According to Greek mythology, there were anywhere from two to five Sirens, sometimes referred to as muses of the water world/lower world. They may have been named the following (depending on your source); Thelxiepeia, Molpe, Himerope, Aglaophonos, Pisinoe, Parthenope, Ligeia, Leucosia, Raidne, and Teles. The Romans claimed they lived on an island called Sirenum Scopuli, but most sources place the sirens on random flowery islands surrounded by cliffs and rocks that were conveniently located en route to the hero’s destination. The sirens were either the gods of a muse (which one changes depending on the myth), deminymph, or Chthon (an earth goddess) and a river god named Achelous, or they were daughters of the primordial deity, Phorcys, god of the hidden deeps of the ocean. They were either gorgeous, gross, or bird women depending on the myth you read.
Once upon a time, the Sirens were playmates to Persephone. When Persephone went missing, Demeter gave the women wings to search high and low for her daughter, but when Demeter learned they’d seen her daughter abducted and did nothing to stop it, they were cursed, lost their feathers, and possibly became cannibals, implying they ate the drowned sailors. Though can they really count as cannibals if they’re eating another species? I’m not sure about that. They also may have lost their feathers after they lost a singing competition against the Muses.
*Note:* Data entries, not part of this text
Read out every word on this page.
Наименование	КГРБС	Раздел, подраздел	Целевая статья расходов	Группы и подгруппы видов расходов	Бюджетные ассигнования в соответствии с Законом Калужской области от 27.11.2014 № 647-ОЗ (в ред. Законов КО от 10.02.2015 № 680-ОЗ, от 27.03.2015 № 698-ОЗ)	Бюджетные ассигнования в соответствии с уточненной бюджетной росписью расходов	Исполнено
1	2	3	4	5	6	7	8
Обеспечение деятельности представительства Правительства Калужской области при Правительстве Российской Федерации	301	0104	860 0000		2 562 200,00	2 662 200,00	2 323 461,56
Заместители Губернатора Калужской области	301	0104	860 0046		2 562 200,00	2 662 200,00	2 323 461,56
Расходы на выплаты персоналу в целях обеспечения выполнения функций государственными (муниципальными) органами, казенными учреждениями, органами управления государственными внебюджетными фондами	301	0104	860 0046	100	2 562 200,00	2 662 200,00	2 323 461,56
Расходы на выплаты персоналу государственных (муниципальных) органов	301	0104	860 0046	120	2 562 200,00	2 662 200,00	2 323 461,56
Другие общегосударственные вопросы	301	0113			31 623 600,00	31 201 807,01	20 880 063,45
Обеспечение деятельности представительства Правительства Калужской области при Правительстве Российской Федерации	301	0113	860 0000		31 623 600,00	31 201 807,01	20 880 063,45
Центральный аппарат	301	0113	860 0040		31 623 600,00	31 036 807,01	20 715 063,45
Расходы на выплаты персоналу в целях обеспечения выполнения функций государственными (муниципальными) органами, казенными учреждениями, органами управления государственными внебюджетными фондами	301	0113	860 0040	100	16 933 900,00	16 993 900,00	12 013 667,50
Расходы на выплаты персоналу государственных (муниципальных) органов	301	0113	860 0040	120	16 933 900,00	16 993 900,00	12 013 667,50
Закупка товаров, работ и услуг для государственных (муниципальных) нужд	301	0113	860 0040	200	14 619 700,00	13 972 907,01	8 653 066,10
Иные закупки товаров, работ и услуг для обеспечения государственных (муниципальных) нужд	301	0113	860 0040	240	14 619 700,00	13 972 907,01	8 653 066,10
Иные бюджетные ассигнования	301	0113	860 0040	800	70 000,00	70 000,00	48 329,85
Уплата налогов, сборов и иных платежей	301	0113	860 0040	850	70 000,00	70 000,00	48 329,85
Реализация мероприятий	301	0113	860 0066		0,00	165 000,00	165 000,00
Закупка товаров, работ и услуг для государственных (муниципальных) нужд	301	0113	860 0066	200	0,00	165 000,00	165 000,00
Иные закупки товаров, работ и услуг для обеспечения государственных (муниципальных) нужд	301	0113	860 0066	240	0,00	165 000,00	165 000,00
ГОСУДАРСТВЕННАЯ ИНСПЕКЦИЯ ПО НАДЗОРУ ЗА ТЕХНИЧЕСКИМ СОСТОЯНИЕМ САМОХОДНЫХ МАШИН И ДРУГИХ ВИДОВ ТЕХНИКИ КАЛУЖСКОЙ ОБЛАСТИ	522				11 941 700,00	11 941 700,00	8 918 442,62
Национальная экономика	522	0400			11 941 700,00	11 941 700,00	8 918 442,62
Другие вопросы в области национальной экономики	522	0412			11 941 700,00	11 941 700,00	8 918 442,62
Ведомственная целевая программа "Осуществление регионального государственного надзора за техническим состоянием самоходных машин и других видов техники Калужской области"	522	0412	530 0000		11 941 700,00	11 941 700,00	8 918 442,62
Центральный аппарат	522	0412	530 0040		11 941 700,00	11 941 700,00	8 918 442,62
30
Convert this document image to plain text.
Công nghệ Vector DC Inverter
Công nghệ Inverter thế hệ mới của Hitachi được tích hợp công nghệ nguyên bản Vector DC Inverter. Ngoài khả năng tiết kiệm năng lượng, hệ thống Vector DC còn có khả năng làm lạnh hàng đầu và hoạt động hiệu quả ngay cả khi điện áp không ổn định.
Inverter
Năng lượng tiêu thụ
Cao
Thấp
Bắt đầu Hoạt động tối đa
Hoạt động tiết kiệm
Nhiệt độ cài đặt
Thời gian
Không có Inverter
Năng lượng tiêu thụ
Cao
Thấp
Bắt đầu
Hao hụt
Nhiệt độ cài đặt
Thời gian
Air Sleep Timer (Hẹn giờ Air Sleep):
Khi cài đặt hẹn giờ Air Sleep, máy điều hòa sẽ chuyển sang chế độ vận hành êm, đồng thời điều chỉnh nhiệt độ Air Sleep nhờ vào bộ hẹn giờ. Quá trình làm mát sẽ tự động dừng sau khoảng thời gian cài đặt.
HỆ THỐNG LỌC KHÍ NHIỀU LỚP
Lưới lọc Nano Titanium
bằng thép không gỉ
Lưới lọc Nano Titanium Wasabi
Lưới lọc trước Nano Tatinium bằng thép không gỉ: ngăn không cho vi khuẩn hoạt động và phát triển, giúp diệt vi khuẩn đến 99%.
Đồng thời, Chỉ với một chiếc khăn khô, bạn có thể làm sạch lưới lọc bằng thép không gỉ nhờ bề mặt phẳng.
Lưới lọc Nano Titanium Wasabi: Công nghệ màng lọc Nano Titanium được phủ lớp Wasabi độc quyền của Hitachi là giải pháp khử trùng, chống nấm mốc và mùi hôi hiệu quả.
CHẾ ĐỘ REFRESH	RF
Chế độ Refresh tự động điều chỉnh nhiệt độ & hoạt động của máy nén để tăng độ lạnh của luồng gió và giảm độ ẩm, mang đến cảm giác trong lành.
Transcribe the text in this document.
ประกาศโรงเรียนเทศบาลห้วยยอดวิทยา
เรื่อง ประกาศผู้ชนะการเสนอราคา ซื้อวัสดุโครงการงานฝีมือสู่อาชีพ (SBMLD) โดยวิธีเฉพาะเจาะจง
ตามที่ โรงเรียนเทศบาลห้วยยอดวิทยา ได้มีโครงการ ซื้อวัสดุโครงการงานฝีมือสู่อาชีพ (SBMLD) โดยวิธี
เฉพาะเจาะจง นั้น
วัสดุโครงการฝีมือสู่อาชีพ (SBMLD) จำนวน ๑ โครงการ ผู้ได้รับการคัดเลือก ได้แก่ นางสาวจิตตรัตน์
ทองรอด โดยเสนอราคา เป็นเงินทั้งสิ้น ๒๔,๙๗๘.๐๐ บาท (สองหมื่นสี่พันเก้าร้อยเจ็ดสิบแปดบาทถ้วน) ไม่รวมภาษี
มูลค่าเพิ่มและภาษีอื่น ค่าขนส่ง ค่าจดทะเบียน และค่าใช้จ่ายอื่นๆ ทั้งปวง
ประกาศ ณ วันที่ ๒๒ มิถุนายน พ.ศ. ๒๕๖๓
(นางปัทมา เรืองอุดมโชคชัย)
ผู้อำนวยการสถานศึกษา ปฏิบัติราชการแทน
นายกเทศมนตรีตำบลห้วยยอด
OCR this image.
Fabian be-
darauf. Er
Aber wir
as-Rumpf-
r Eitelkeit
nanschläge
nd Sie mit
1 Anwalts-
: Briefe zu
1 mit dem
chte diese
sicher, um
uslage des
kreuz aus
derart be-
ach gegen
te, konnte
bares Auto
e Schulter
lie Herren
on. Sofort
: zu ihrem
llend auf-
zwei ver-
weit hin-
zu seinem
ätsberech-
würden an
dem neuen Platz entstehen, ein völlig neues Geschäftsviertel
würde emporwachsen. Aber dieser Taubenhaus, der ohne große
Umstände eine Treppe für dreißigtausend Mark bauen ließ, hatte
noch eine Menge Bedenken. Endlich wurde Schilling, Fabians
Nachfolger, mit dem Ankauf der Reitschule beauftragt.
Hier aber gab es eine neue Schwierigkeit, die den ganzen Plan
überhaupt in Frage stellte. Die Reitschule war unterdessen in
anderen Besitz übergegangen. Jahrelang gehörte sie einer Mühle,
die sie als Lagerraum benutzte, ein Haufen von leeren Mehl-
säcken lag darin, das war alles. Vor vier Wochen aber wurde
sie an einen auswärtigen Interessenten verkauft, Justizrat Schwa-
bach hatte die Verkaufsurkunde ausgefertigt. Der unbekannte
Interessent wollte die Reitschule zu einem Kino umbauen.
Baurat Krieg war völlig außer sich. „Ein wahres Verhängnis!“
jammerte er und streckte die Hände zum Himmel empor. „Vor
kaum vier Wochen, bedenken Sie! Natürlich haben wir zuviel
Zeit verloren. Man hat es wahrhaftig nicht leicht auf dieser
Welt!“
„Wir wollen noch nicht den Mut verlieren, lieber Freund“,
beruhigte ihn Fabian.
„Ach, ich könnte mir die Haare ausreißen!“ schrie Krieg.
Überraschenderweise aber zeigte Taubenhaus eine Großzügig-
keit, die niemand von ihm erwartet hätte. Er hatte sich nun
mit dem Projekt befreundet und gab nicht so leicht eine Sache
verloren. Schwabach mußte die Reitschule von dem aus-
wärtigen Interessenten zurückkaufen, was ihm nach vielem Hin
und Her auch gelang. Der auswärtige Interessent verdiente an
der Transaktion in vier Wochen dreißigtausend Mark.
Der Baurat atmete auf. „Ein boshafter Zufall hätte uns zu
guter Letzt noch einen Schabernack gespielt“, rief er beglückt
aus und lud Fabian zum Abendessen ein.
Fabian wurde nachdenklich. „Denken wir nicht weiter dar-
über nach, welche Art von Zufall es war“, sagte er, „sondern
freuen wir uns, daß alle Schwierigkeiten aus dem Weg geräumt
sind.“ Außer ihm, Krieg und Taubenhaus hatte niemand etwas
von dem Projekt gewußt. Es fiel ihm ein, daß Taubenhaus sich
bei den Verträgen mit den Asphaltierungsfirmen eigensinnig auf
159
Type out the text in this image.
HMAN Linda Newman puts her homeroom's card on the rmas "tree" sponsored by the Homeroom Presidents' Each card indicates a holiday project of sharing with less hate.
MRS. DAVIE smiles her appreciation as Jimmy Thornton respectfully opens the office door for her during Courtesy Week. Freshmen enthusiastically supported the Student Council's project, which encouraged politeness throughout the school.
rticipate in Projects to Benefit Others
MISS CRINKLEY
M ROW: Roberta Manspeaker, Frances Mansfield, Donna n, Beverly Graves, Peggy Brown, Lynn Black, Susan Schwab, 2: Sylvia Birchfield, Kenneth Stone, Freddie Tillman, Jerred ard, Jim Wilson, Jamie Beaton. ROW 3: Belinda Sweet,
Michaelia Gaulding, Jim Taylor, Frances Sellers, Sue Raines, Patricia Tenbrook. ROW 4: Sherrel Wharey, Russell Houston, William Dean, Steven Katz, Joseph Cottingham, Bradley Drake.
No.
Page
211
When the Argonauts sailed past the Siren Island, Orpheus played his lyre and played a prettier song loud enough to drown out their singing. Only one of the crew, a guy with great hearing named Butes, heard their song and leapt into the sea. But Aphrodite rescued him so all was well.
The Sirens later died when Odysseus sailed past them, tied to a mast so he couldn’t go to them. He’d instructed the crew to plug their ears with wax so they couldn’t hear the sirens and not to under any circumstances allow him to jump into the ocean. Why didn’t Odysseus plug his ears like Circe suggested? He was curious. Since the Sirens were cursed to live on the island until a man passed by that heard their song yet did not respond to it, they threw themselves into the ocean and drowned when Odysseus passed.